Warwick Castle’s heavenly landscapeon Mar 01 in News by Transforming Cities
The visitor to Warwick Castle progresses through the countryside with a growing appreciation that they are approaching greatness. The landscape itself is a character in the unfolding drama.
The relationship between Warwick Castle and its surroundings goes to the heart of what the first and second Earls of Warwick, father and son, committed 60 years of their lives and their entire fortune to create; a sublime Arcadian park and an improved agricultural estate.
In the process they gave Lancelot ‘Capability’ Brown, probably the best-known landscape designer in English history, his first major commission; they contributed to the birth of the Picturesque, they commissioned famous artists such as Canaletto, and and they advanced agricultural science. They helped to forever change the way the English countryside is experienced.
Lancelot Brown’s career runs in parallel to the first wave of the Parliamentary enclosure movement (1750-1780), and by the mid-eighteenth century two-thirds of England was enclosed in small, regimented fields.
Perhaps partly in response to this ‘taming’ of the English countryside, it became fashionable for wealthy landowners to transform part of their estates into naturalistic open parkland. Glimpses of heaven, or what might have been seen in Europe after the retreat of the Ice-Age.
The Parliamentary enclosure movement not only covered England in fields, it also offered wealthy landowners the opportunity to extend the acreage of their parkland.
Historic England advises that the landscapes associated with landed estates need to be examined as a whole, rather than drawing too sharp a distinction between parkland and surrounding farms. Many aspects of estate landscapes served both functional and aesthetic purposes.
The Earls of Warwick developed Castle Park and their farmland in tandem, and these combined landscapes provide the setting for Warwick Castle.

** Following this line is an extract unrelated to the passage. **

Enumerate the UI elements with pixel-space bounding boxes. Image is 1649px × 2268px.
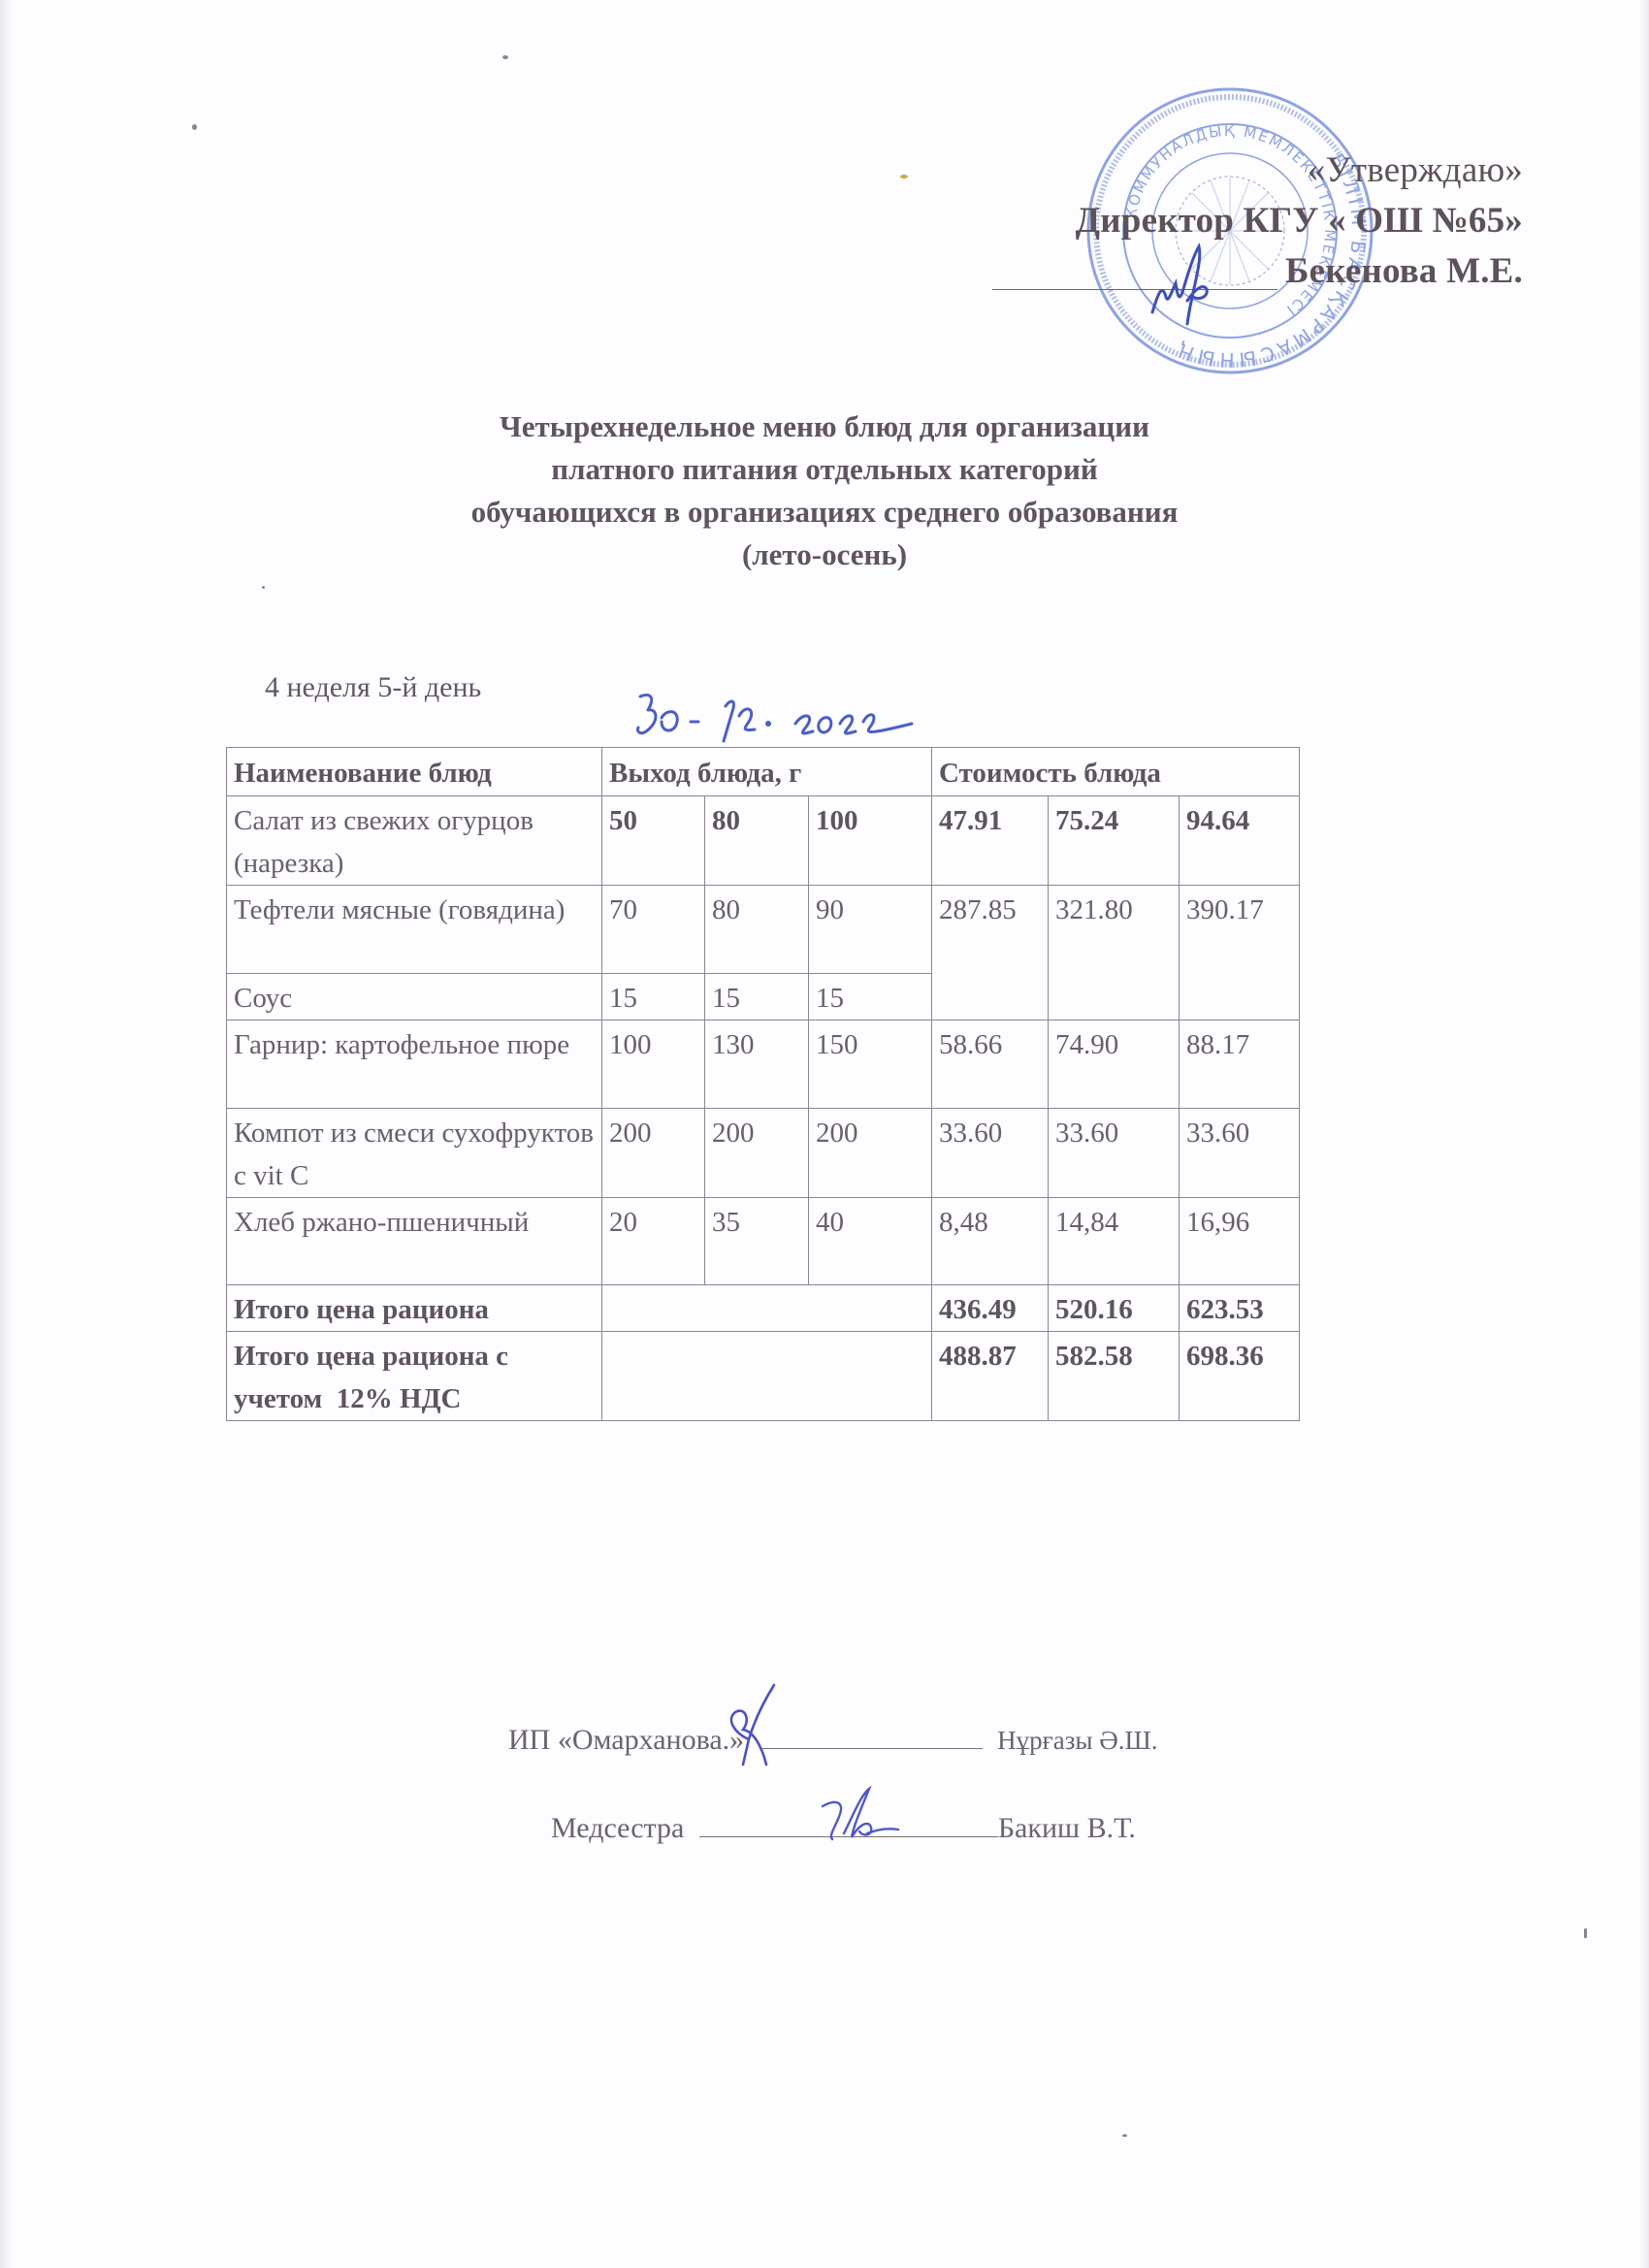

The second Earl of Warwick drew his inspiration from the Lake District and the Alps. He was an early champion of the Picturesque Movement and he spent his entire fortune on art and landscape design at Warwick Castle. Part of his planned route to the castle included the creation of New Waters, a vast lake a mile long, stretching across Castle Park and surrounding farmland. Visitors to Warwick crossed this body of water along a causeway, following the Banbury Road. Part of the lake and fragments of the causeway survive.
Looking out from Warwick Castle’s towers today, you can still clearly see the two central themes that the Earls of Warwick applied to their estate, improved farmland and a natural park landscape. It’s possible to imagine how the rapid spread of enclosed farmland created a desire for wilder, naturalistic landscape, as still seen in Castle Park.
The first and second Earls of Warwick committed 60 years of their lives and their entire fortune to create an Arcadian park landscape in tandem with an improved agricultural estate. There has been some change over the following 250 years, but these landscapes remain remarkably intact and they are of international significance.
Many people, not just aristocrats, now enjoy the magnificent interplay of ancient military architecture and eighteenth century landscape at Warwick Castle. 750,000 people visited the castle last year and there will be additional visitors in 2016 to mark 300 years of Capability Brown (1716-2016).